MDEV-34696: do_gco_wait() completes too early on InnoDB dict stats updates

Before doing mark_start_commit(), check that there is no pending deadlock kill. If there is a pending kill, we won't commit (we will abort, roll back, and retry). Then we should not mark the commit as started, since that could potentially make the following GCO start too early, before we completed the commit after the retry. This condition could trigger in some corner cases, where InnoDB would take temporarily table/row locks that are released again immediately, not held until the transaction commits. This happens with dict_stats updates and possibly auto-increment locks. Such locks can be passed to thd_rpl_deadlock_check() and cause a deadlock kill to be scheduled in the background. But since the blocking locks are held only temporarily, they can be released before the background kill happens. This way, the kill can be delayed until after mark_start_commit() has been called. Thus we need to check the synchronous indication rgi->killed_for_retry, not just the asynchroneous thd->killed. Signed-off-by: Kristian Nielsen <knielsen@knielsen-hq.org>
2025-07-30 16:24:05 +03:00 · 2024-08-03 03:51:47 +02:00
parent 1f040ae048
commit b4c2e23954
2 changed files with 33 additions and 4 deletions
--- a/sql/rpl_parallel.cc
+++ b/sql/rpl_parallel.cc
@ -1450,11 +1450,23 @@ handle_rpl_parallel_thread(void *arg)
          after mark_start_commit(), we have to unmark, which has at least a
          theoretical possibility of leaving a window where it looks like all
          transactions in a GCO have started committing, while in fact one
-          will need to rollback and retry. This is not supposed to be possible
-          (since there is a deadlock, at least one transaction should be
-          blocked from reaching commit), but this seems a fragile ensurance,
-          and there were historically a number of subtle bugs in this area.
+          will need to rollback and retry.
+
+          Normally this will not happen, since the kill is there to resolve a
+          deadlock that is preventing at least one transaction from proceeding.

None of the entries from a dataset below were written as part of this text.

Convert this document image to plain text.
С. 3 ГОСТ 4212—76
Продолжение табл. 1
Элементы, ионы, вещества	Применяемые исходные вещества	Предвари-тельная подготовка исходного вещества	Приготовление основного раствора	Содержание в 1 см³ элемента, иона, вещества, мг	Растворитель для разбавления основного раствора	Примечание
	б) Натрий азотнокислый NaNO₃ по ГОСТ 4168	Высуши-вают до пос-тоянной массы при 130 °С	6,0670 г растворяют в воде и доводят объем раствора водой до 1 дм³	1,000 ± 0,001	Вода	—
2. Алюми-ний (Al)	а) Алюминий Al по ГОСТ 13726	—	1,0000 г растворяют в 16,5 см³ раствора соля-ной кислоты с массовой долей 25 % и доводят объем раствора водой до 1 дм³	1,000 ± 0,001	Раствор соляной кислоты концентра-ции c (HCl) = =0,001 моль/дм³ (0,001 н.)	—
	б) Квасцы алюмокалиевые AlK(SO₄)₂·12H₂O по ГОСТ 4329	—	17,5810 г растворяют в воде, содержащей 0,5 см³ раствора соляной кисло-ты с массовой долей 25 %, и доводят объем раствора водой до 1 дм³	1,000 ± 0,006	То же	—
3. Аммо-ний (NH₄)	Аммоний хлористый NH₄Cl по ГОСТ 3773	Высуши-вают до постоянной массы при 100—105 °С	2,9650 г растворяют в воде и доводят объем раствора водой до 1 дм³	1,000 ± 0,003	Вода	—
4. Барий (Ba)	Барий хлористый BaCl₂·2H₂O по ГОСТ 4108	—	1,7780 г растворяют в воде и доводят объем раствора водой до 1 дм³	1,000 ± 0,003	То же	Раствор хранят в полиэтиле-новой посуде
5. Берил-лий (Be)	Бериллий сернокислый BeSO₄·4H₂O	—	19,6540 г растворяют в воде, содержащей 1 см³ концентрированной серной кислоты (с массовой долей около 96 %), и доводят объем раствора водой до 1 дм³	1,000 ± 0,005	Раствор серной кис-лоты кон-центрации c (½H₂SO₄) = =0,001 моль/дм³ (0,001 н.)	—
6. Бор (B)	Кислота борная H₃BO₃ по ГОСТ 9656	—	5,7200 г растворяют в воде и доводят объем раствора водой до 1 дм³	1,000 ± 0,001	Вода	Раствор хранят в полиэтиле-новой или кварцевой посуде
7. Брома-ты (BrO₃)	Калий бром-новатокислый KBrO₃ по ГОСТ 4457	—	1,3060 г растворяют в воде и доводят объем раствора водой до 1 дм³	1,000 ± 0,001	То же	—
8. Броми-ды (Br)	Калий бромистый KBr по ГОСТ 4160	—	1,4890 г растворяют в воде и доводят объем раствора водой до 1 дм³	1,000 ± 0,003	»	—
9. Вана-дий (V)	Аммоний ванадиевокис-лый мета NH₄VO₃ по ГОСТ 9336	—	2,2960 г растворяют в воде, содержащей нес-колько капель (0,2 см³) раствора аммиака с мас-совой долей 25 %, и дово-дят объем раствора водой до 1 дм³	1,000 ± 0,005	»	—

+          One case it can happen is with InnoDB dict stats update, which can
+          temporarily cause transactions to block each other, but locks are
+          released immediately, they don't linger until commit. There could be
+          other similar cases, there were historically a number of subtle bugs
+          in this area.
+
+          But once we start the commit, we can expect that no new lock
+          conflicts will be introduced. So by handling any lingering deadlock
+          kill at this point just before mark_start_commit(), we should be
+          robust even towards spurious deadlock kills.
        */
+        if (rgi->killed_for_retry != rpl_group_info::RETRY_KILL_NONE)
+          wait_for_pending_deadlock_kill(thd, rgi);
        if (!thd->killed)
        {
          DEBUG_SYNC(thd, "rpl_parallel_before_mark_start_commit");